Medical Evidence from Treating Sources

Currently, many disability claims are decided on the basis of medical evidence from treating sources. SSA regulations place special emphasis on evidence from treating sources because they are likely to be the medical professionals most able to provide a detailed longitudinal picture of the claimant's impairments and may bring a unique perspective to the medical evidence that cannot be obtained from the medical findings alone or from reports of individual examinations or brief hospitalizations. Therefore, timely, accurate, and adequate medical reports from treating sources accelerate the processing of the claim because they can greatly reduce or eliminate the need for additional medical evidence to complete the claim.

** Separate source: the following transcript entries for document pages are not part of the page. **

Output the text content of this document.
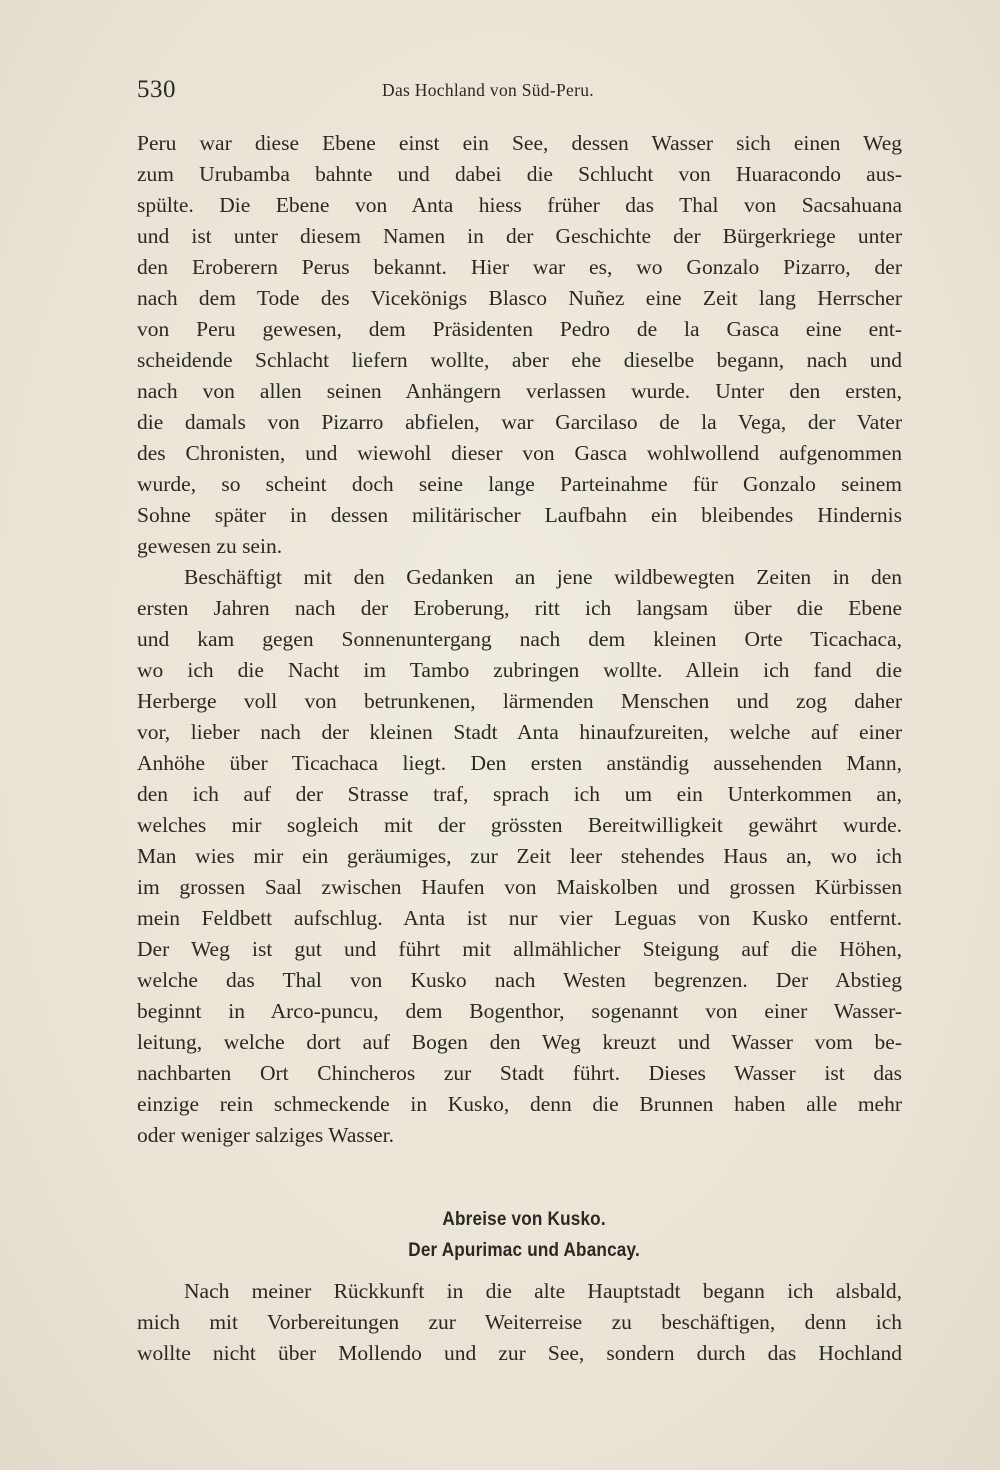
530	Das Hochland von Süd-Peru.
Peru war diese Ebene einst ein See, dessen Wasser sich einen Weg
zum Urubamba bahnte und dabei die Schlucht von Huaracondo aus-
spülte. Die Ebene von Anta hiess früher das Thal von Sacsahuana
und ist unter diesem Namen in der Geschichte der Bürgerkriege unter
den Eroberern Perus bekannt. Hier war es, wo Gonzalo Pizarro, der
nach dem Tode des Vicekönigs Blasco Nuñez eine Zeit lang Herrscher
von Peru gewesen, dem Präsidenten Pedro de la Gasca eine ent-
scheidende Schlacht liefern wollte, aber ehe dieselbe begann, nach und
nach von allen seinen Anhängern verlassen wurde. Unter den ersten,
die damals von Pizarro abfielen, war Garcilaso de la Vega, der Vater
des Chronisten, und wiewohl dieser von Gasca wohlwollend aufgenommen
wurde, so scheint doch seine lange Parteinahme für Gonzalo seinem
Sohne später in dessen militärischer Laufbahn ein bleibendes Hindernis
gewesen zu sein.
Beschäftigt mit den Gedanken an jene wildbewegten Zeiten in den
ersten Jahren nach der Eroberung, ritt ich langsam über die Ebene
und kam gegen Sonnenuntergang nach dem kleinen Orte Ticachaca,
wo ich die Nacht im Tambo zubringen wollte. Allein ich fand die
Herberge voll von betrunkenen, lärmenden Menschen und zog daher
vor, lieber nach der kleinen Stadt Anta hinaufzureiten, welche auf einer
Anhöhe über Ticachaca liegt. Den ersten anständig aussehenden Mann,
den ich auf der Strasse traf, sprach ich um ein Unterkommen an,
welches mir sogleich mit der grössten Bereitwilligkeit gewährt wurde.
Man wies mir ein geräumiges, zur Zeit leer stehendes Haus an, wo ich
im grossen Saal zwischen Haufen von Maiskolben und grossen Kürbissen
mein Feldbett aufschlug. Anta ist nur vier Leguas von Kusko entfernt.
Der Weg ist gut und führt mit allmählicher Steigung auf die Höhen,
welche das Thal von Kusko nach Westen begrenzen. Der Abstieg
beginnt in Arco-puncu, dem Bogenthor, sogenannt von einer Wasser-
leitung, welche dort auf Bogen den Weg kreuzt und Wasser vom be-
nachbarten Ort Chincheros zur Stadt führt. Dieses Wasser ist das
einzige rein schmeckende in Kusko, denn die Brunnen haben alle mehr
oder weniger salziges Wasser.
Abreise von Kusko.
Der Apurimac und Abancay.
Nach meiner Rückkunft in die alte Hauptstadt begann ich alsbald,
mich mit Vorbereitungen zur Weiterreise zu beschäftigen, denn ich
wollte nicht über Mollendo und zur See, sondern durch das Hochland
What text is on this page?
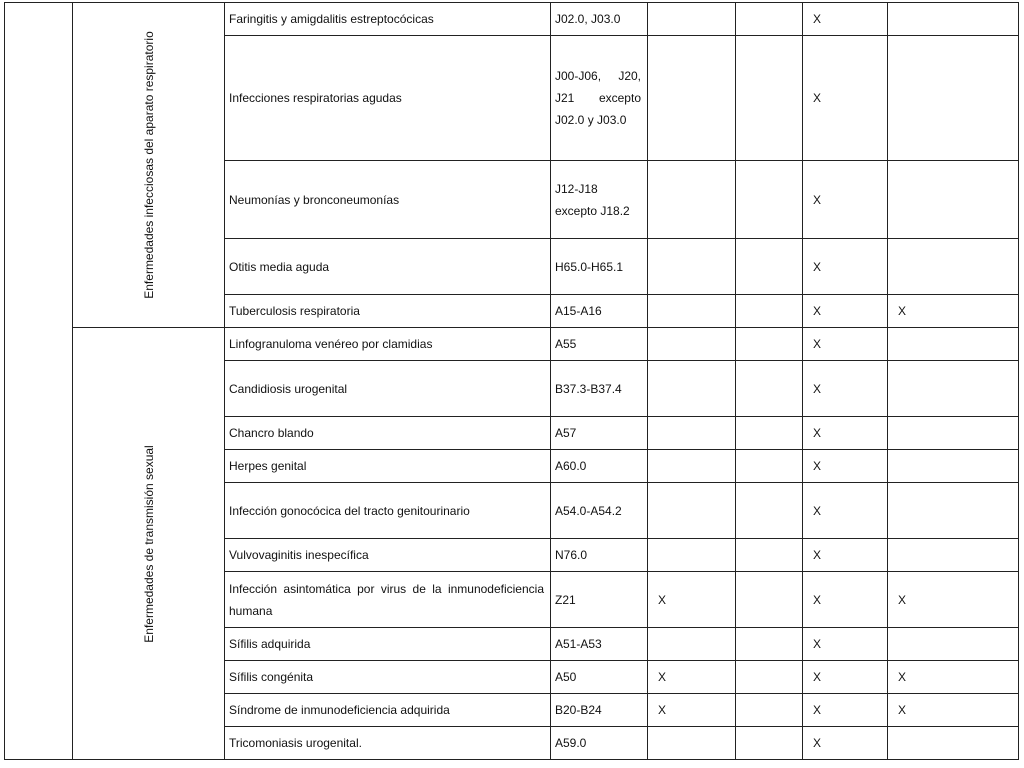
	Enfermedades infecciosas del aparato respiratorio	Faringitis y amigdalitis estreptocócicas	J02.0, J03.0			X	
		Infecciones respiratorias agudas	J00-J06, J20, J21 excepto J02.0 y J03.0			X	
		Neumonías y bronconeumonías	J12-J18 excepto J18.2			X	
		Otitis media aguda	H65.0-H65.1			X	
		Tuberculosis respiratoria	A15-A16			X	X

	Enfermedades de transmisión sexual	Linfogranuloma venéreo por clamidias	A55			X	
		Candidiosis urogenital	B37.3-B37.4			X	
		Chancro blando	A57			X	
		Herpes genital	A60.0			X	
		Infección gonocócica del tracto genitourinario	A54.0-A54.2			X	
		Vulvovaginitis inespecífica	N76.0			X	
		Infección asintomática por virus de la inmunodeficiencia humana	Z21	X		X	X
		Sífilis adquirida	A51-A53			X	
		Sífilis congénita	A50	X		X	X
		Síndrome de inmunodeficiencia adquirida	B20-B24	X		X	X
		Tricomoniasis urogenital.	A59.0			X	
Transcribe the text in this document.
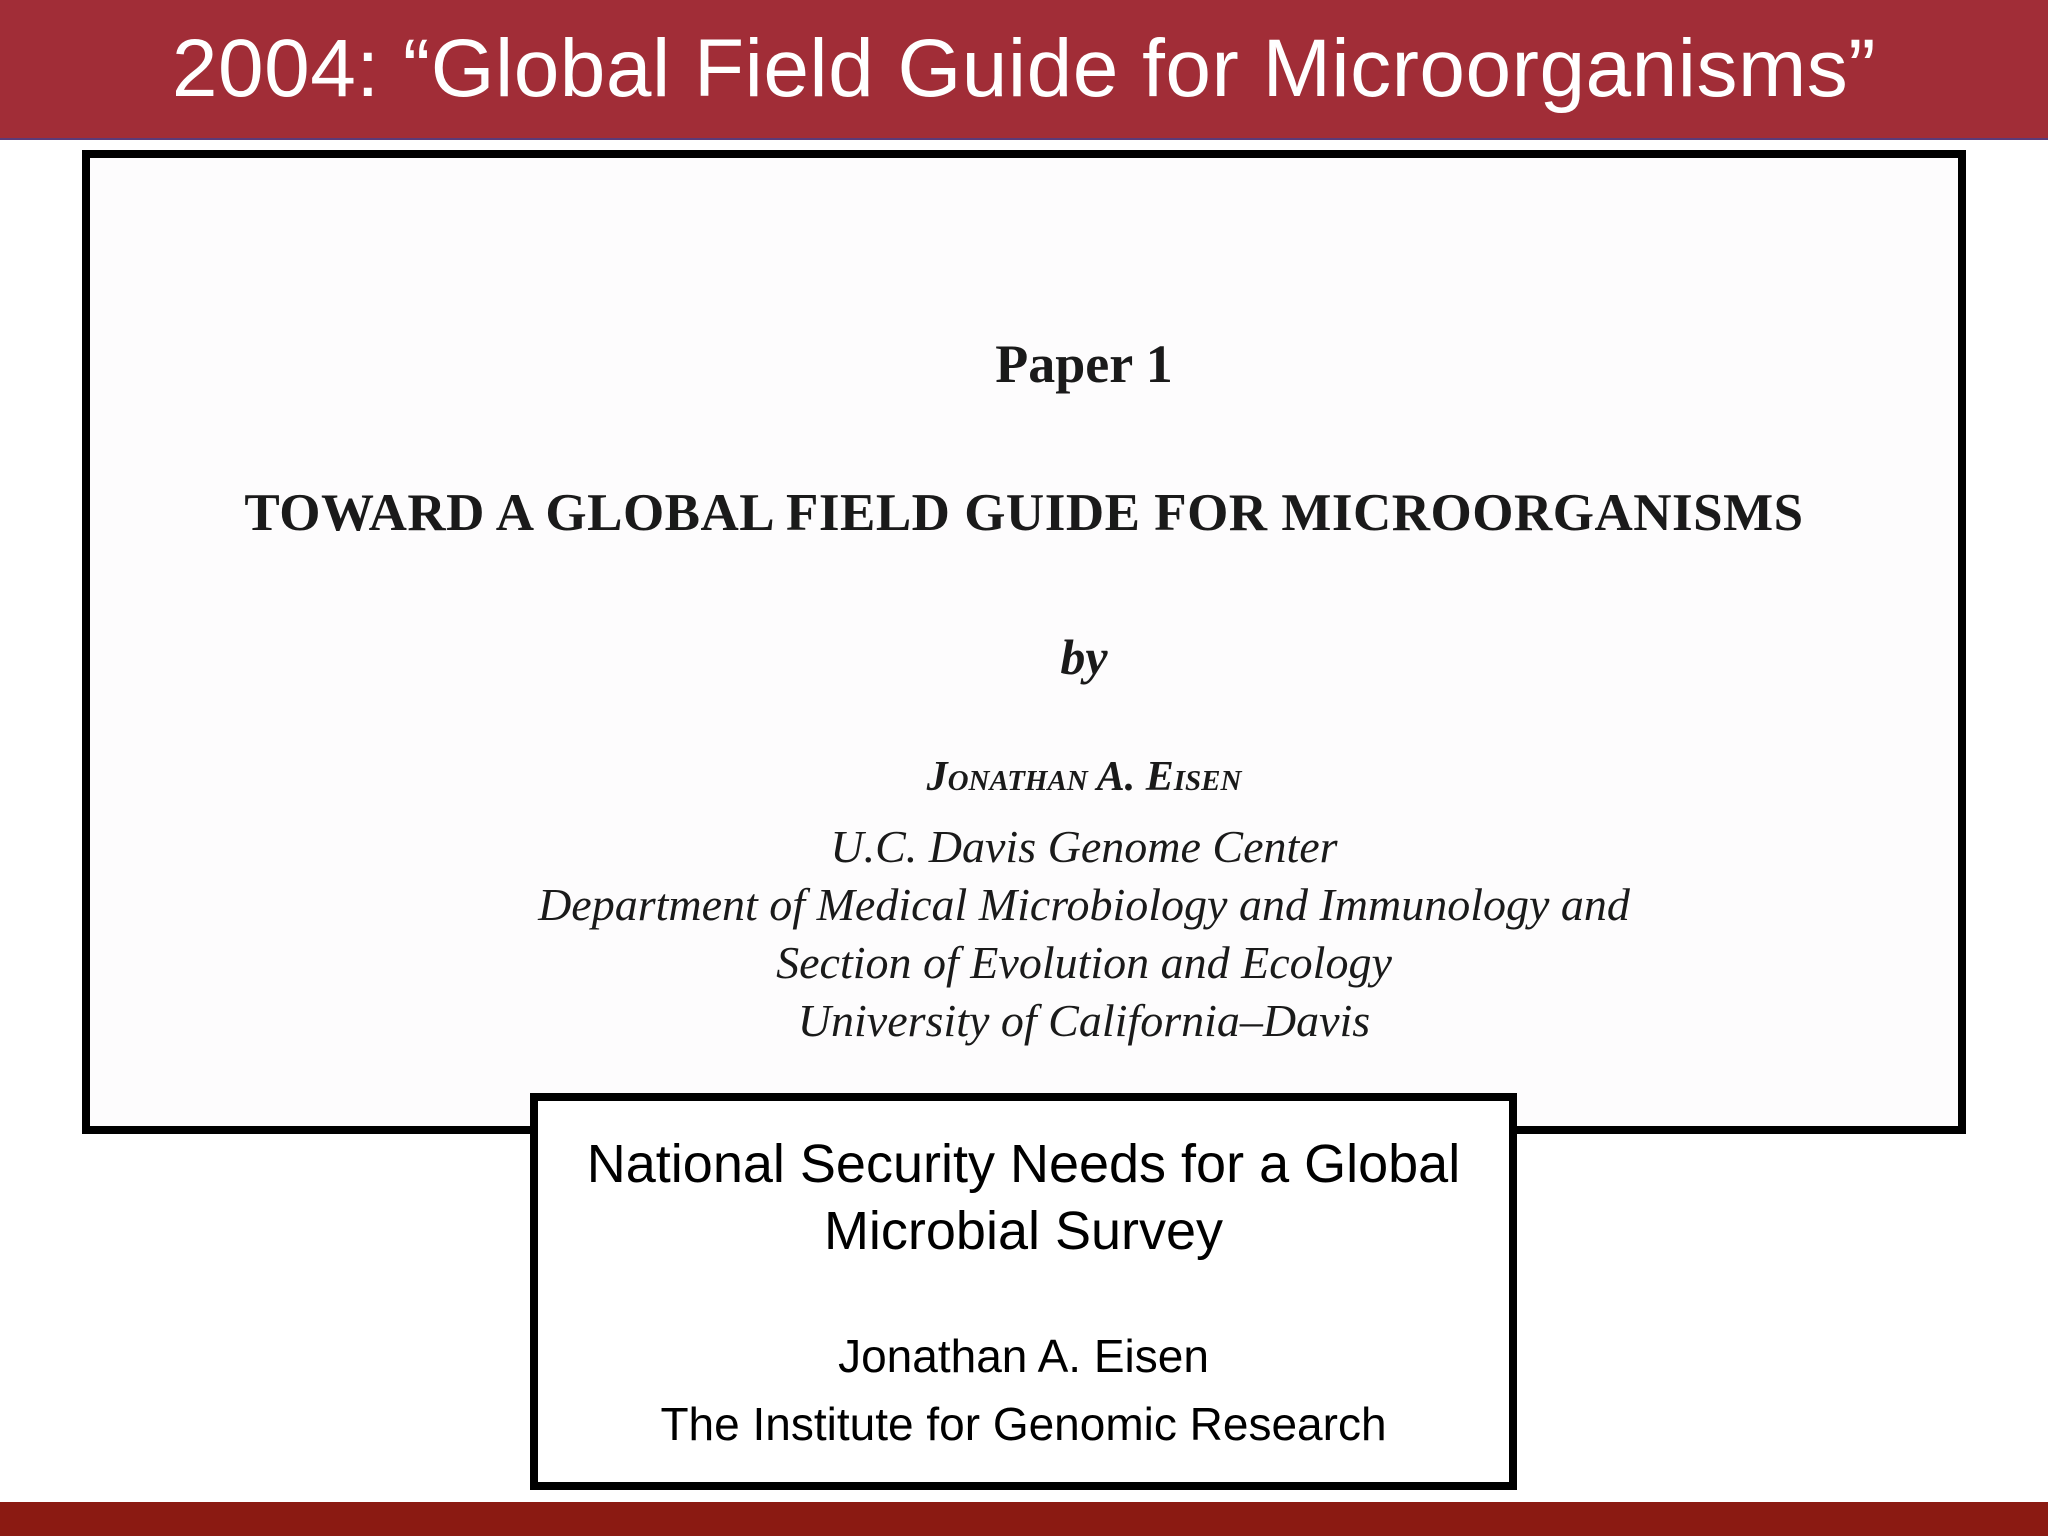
2004: “Global Field Guide for Microorganisms”
Paper 1
TOWARD A GLOBAL FIELD GUIDE FOR MICROORGANISMS
by
Jonathan A. Eisen
U.C. Davis Genome Center
Department of Medical Microbiology and Immunology and
Section of Evolution and Ecology
University of California–Davis
National Security Needs for a Global
Microbial Survey
Jonathan A. Eisen
The Institute for Genomic Research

Medical Evidence From Health Facilities

Social Security also requests copies of medical evidence from hospitals, clinics, or other health facilities where a claimant has been treated. All medical reports received are considered during the disability determination process.

Other Evidence

Information from other sources may also help show the extent to which a person's impairment(s) affects his or her ability to function in a work setting; or in the case of a child, the ability to function compared to that of children the same age who do not have impairments. Other sources include public and private agencies, non‑medical sources such as schools, parents and caregivers, social workers and employers, and other practitioners such as naturopaths, chiropractors, and audiologists.

Medical Reports

Physicians, psychologists, and other health professionals are frequently asked by SSA to submit reports about an individual's impairment. Therefore, it is important to know what evidence SSA needs. Medical reports should include:

  • medical history;
  • clinical findings (such as the results of physical or mental status examinations);
  • laboratory findings (such as blood pressure, x-rays);
  • diagnosis;
  • treatment prescribed with response and prognosis;
  • a statement providing an opinion about what the claimant can still do despite his or her impairment(s), based on the medical source's findings on the above factors. This statement should describe, but is not limited to, the individual's ability to perform work-related activities, such as sitting, standing, walking, lifting, carrying, handling objects, hearing, speaking, and traveling. In cases involving mental impairments, it should describe the individual's ability to understand, to carry out and remember instructions, and to respond appropriately to supervision, coworkers, and work pressures in a work setting. For a child, the statement should describe his or her functional limitations in learning, motor functioning, performing self-care activities, communicating, socializing, and completing tasks (and, if a child is a newborn or young infant from birth to age 1, responsiveness to stimuli).